Every good history teacher (and student) knows the old adage is true: Truth is stranger than fiction. You can’t make this stuff up. Reading history introduces you to new characters and plots that the greatest novelists and moviemakers couldn’t create without readers and viewers complaining about their implausibility. Are you looking for some stories too good to be true? Try these.

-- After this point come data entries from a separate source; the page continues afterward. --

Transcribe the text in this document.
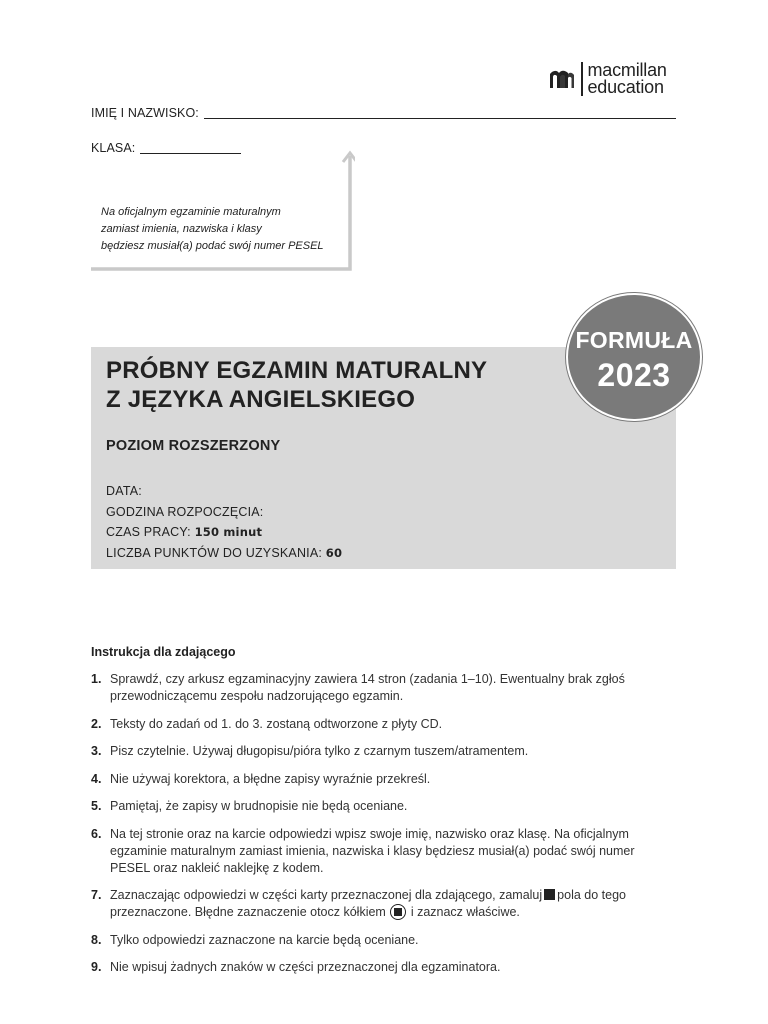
macmillan
education
IMIĘ I NAZWISKO:
KLASA:
Na oficjalnym egzaminie maturalnym
zamiast imienia, nazwiska i klasy
będziesz musiał(a) podać swój numer PESEL
PRÓBNY EGZAMIN MATURALNY
Z JĘZYKA ANGIELSKIEGO
POZIOM ROZSZERZONY
DATA:
GODZINA ROZPOCZĘCIA:
CZAS PRACY: 150 minut
LICZBA PUNKTÓW DO UZYSKANIA: 60
FORMUŁA
2023
Instrukcja dla zdającego
1. Sprawdź, czy arkusz egzaminacyjny zawiera 14 stron (zadania 1–10). Ewentualny brak zgłoś przewodniczącemu zespołu nadzorującego egzamin.
2. Teksty do zadań od 1. do 3. zostaną odtworzone z płyty CD.
3. Pisz czytelnie. Używaj długopisu/pióra tylko z czarnym tuszem/atramentem.
4. Nie używaj korektora, a błędne zapisy wyraźnie przekreśl.
5. Pamiętaj, że zapisy w brudnopisie nie będą oceniane.
6. Na tej stronie oraz na karcie odpowiedzi wpisz swoje imię, nazwisko oraz klasę. Na oficjalnym egzaminie maturalnym zamiast imienia, nazwiska i klasy będziesz musiał(a) podać swój numer PESEL oraz nakleić naklejkę z kodem.
7. Zaznaczając odpowiedzi w części karty przeznaczonej dla zdającego, zamaluj pola do tego przeznaczone. Błędne zaznaczenie otocz kółkiem i zaznacz właściwe.
8. Tylko odpowiedzi zaznaczone na karcie będą oceniane.
9. Nie wpisuj żadnych znaków w części przeznaczonej dla egzaminatora.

You might know that Wonder Woman was one of the earliest comic book superheroes, first appearing in 1941, just a few years after Superman and Batman. However, you probably don’t know The Strange History of Wonder Woman (by Jill Lepore). Not only was Wonder Woman’s creator, William Moulton Marston, the inventor of one of the earliest lie detector tests, but he also lived in a plural marriage with two women at the same time, fathering children by both. One of his two wives was the niece of women’s health and birth control activist Margaret Sanger and enjoyed bondage in the bedroom. See some inspiration for Wonder Woman there? Wonder Woman is very much the product of the suffrage movement; Marston’s mother and grandmother were dedicated feminists. Marston’s unorthodox upbringing and family life shaped Wonder Woman into a feminist icon, decades ahead of her time.
If you’ve read other works by Erik Larson, you know that he is a master of conflating seemingly unrelated invents into masterful storytelling. Thunderstruck is no different. The main story is the story of Guglielmo Marconi and his invention of wireless telegraphy, radio. The secondary story is of a man and his wife in London and her mysterious disappearance. Either story would make a great novel or movie, but Larson deftly brings them together, making the case that the couple’s story actually proved the feasibility of Marconi’s invention.

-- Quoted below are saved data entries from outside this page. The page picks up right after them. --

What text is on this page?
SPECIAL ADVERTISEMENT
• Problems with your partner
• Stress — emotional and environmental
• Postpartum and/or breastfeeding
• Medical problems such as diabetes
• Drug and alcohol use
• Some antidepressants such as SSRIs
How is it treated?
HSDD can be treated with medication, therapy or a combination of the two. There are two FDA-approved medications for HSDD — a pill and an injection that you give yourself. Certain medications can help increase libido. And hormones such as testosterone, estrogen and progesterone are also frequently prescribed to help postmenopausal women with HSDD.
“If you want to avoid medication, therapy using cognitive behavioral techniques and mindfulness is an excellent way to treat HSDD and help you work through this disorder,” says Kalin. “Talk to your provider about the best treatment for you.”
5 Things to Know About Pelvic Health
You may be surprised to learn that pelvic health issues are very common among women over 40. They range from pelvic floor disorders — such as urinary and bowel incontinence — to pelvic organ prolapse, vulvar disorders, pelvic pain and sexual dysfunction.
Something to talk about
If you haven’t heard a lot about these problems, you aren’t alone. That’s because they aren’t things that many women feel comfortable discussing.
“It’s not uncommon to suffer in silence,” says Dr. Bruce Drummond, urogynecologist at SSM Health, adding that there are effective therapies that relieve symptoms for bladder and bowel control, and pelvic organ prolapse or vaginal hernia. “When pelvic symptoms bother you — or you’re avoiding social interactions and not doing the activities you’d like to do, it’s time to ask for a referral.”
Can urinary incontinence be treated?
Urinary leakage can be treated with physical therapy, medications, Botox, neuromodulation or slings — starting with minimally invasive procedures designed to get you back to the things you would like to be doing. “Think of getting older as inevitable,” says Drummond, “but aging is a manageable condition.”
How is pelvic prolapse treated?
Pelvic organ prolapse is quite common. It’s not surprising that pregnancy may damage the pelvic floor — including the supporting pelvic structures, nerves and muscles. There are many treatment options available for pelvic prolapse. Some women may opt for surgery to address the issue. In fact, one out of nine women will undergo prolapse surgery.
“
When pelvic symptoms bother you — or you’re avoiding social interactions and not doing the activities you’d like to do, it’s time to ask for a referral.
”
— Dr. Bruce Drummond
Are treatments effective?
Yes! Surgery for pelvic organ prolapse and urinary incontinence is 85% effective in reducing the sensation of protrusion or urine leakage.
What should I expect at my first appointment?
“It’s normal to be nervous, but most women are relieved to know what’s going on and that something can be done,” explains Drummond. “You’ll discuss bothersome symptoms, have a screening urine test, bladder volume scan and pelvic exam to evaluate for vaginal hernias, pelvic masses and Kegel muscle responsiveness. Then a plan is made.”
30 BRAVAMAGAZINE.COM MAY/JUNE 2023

Looking for a little more science? Try Mario Livio’s Brilliant Blunders: From Darwin to Einstein - Colossal Mistakes by Great Scientists That Changed Our Understanding of Life and the Universe. Livio writes about 5 great scientists, Charles Darwin, William Thomson (Lord Kelvin), Linus Pauling, Fred Hoyle, and Albert Einstein, and their work. However, instead of focusing on their pioneering achievements, he tells the stories of their shortcomings and failures and how these flaws actually advanced science. Along the way, Livio dispels some commonly held misconceptions.